Ukraine on Tuesday marked the 30th anniversary of the Chernobyl disaster, with several events planned across the country to commemorate the tragedy that killed dozens in its aftermath but may ultimately be responsible for as many as 4,000 deaths as the effects of radioactive fallout continue to be felt three decades later on people who lived near the nuclear plant.
Sirens were sounded in Chernobyl early Tuesday morning, at the same moment as on April 26, 1986 when the town’s nuclear reactor first exploded, the BBC reported. A memorial service was held in the nearby town of Slavutych, constructed to rehabilitate workers living near the nuclear plant, who were the worst-affected by the blast.
Ukrainian President Petro Poroshenko attended a ceremony in Kiev and will officiate at another commemorative gathering at the site of the disaster later on Tuesday.
The explosion — which remains the biggest nuclear accident in history — resulted from an uncontrolled reaction at the plant, releasing large amounts of radioactive material that spread not just across Ukraine but beyond its borders to at least 40 different countries across the region. Some 572 million people are estimated to have faced various levels of exposure, with many facing various forms of cancer even today from the prolonged contamination of their food supply. According to a nonprofit called Bridges to Belarus, children near the Ukrainian border are still being born with deformities.
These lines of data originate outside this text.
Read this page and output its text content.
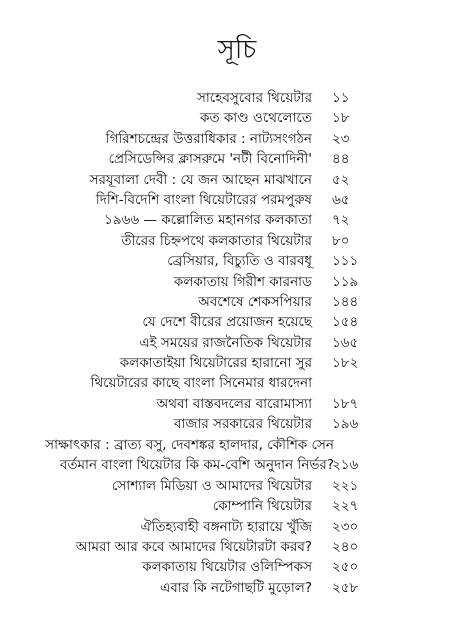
সূচি
সাহেবসুবোর থিয়েটার ১১
কত কাণ্ড ওথেলোতে ১৮
গিরিশচন্দ্রের উত্তরাধিকার : নাট্যসংগঠন ২৩
প্রেসিডেন্সির ক্লাসরুমে 'নটী বিনোদিনী' ৪৪
সরযূবালা দেবী : যে জন আছেন মাঝখানে ৫২
দিশি-বিদেশি বাংলা থিয়েটারের পরমপুরুষ ৬৫
১৯৬৬ — কল্লোলিত মহানগর কলকাতা ৭২
তীরের চিহ্নপথে কলকাতার থিয়েটার ৮০
ব্রেসিয়ার, বিচ্যুতি ও বারবধূ ১১১
কলকাতায় গিরীশ কারনাড ১১৯
অবশেষে শেকসপিয়ার ১৪৪
যে দেশে বীরের প্রয়োজন হয়েছে ১৫৪
এই সময়ের রাজনৈতিক থিয়েটার ১৬৫
কলকাতাইয়া থিয়েটারের হারানো সুর
থিয়েটারের কাছে বাংলা সিনেমার ধারদেনা
১৮২
অথবা বাস্তবদলের বারোমাস্যা ১৮৭
বাজার সরকারের থিয়েটার ১৯৬
সাক্ষাৎকার : ব্রাত্য বসু, দেবশঙ্কর হালদার, কৌশিক সেন
বর্তমান বাংলা থিয়েটার কি কম-বেশি অনুদান নির্ভর?
২১৬
সোশ্যাল মিডিয়া ও আমাদের থিয়েটার ২২১
কোম্পানি থিয়েটার ২২৭
ঐতিহ্যবাহী বঙ্গনাট্য হারায়ে খুঁজি ২৩০
আমরা আর কবে আমাদের থিয়েটারটা করব? ২৪০
কলকাতায় থিয়েটার ওলিম্পিকস ২৫০
এবার কি নটেগাছটি মুড়োল? ২৫৮
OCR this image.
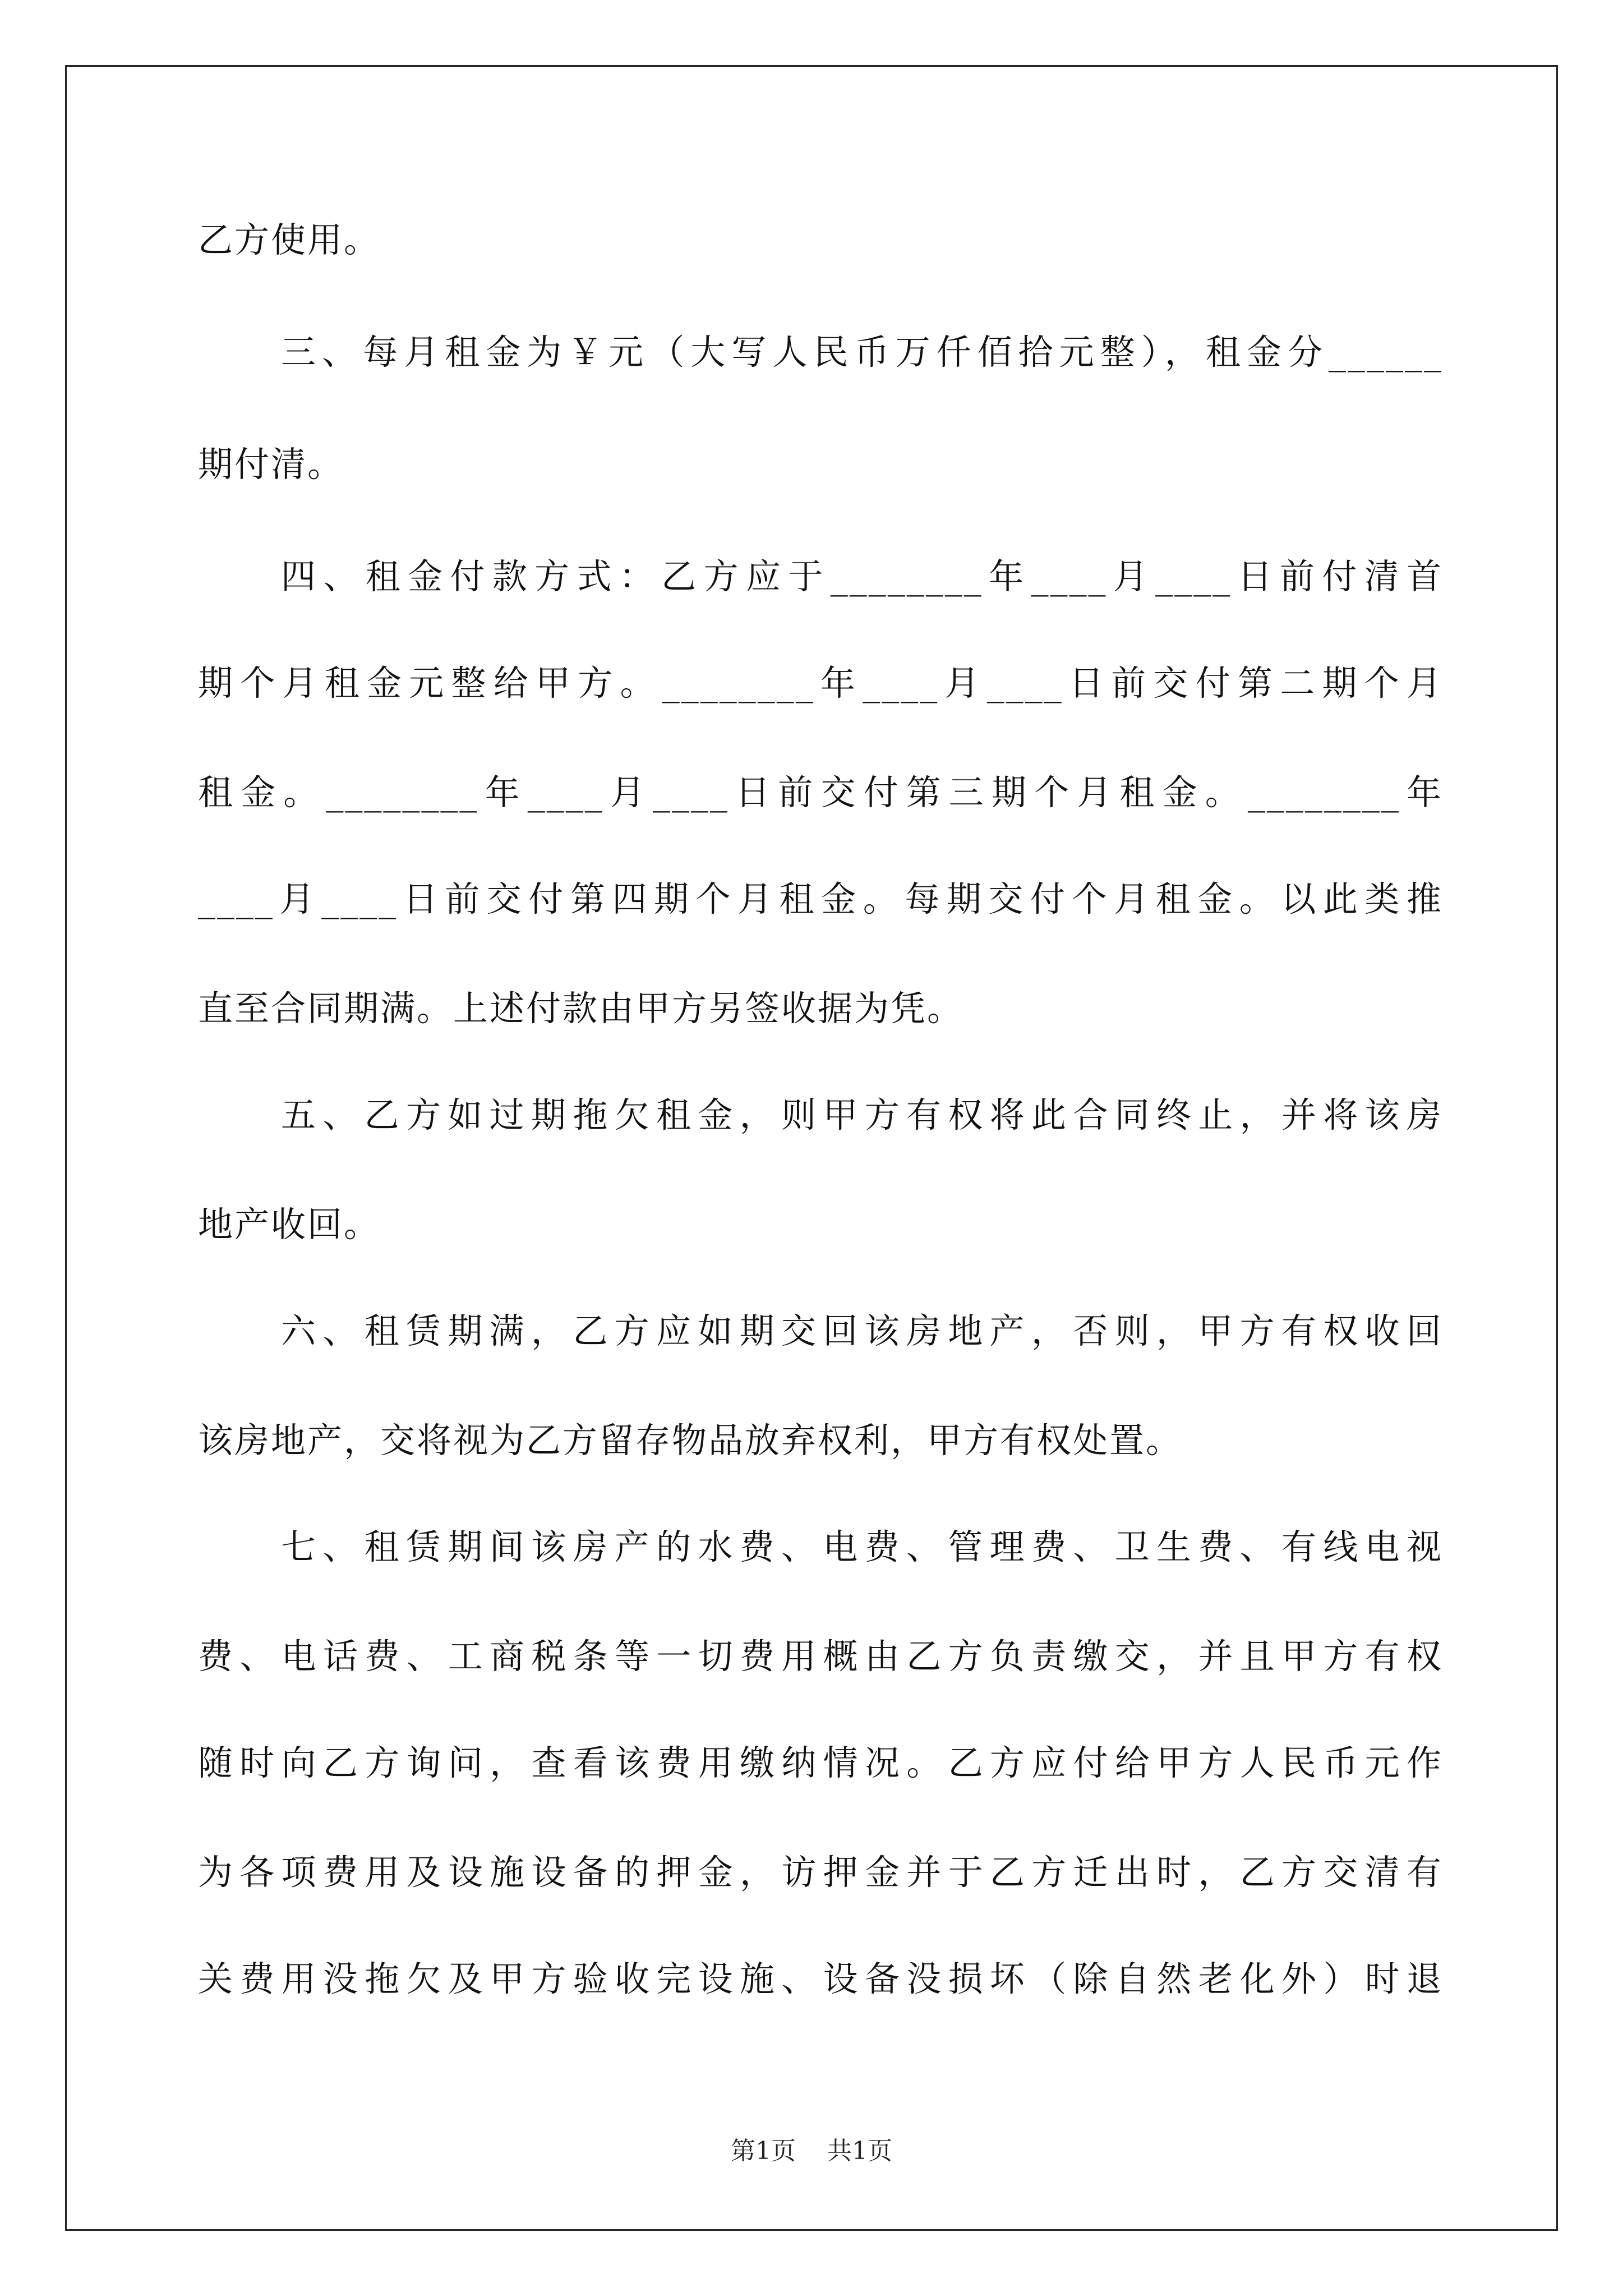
乙方使用。
三、每月租金为￥元（大写人民币万仟佰拾元整），租金分______
期付清。
四、租金付款方式：乙方应于________年____月____日前付清首
期个月租金元整给甲方。________年____月____日前交付第二期个月
租金。________年____月____日前交付第三期个月租金。________年
____月____日前交付第四期个月租金。每期交付个月租金。以此类推
直至合同期满。上述付款由甲方另签收据为凭。
五、乙方如过期拖欠租金，则甲方有权将此合同终止，并将该房
地产收回。
六、租赁期满，乙方应如期交回该房地产，否则，甲方有权收回
该房地产，交将视为乙方留存物品放弃权利，甲方有权处置。
七、租赁期间该房产的水费、电费、管理费、卫生费、有线电视
费、电话费、工商税条等一切费用概由乙方负责缴交，并且甲方有权
随时向乙方询问，查看该费用缴纳情况。乙方应付给甲方人民币元作
为各项费用及设施设备的押金，访押金并于乙方迁出时，乙方交清有
关费用没拖欠及甲方验收完设施、设备没损坏（除自然老化外）时退
第1页    共1页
The disaster is still not over. Authorities are racing against time to complete the construction of a $3 billion sarcophagus to contain the uranium that remains inside the damaged reactor, while nearly $100 million was pledged by global donors on Monday towards the creation of an underground nuclear waste facility.
However, experts are concerned that the reactor could collapse, releasing even more lethal radiation into the air.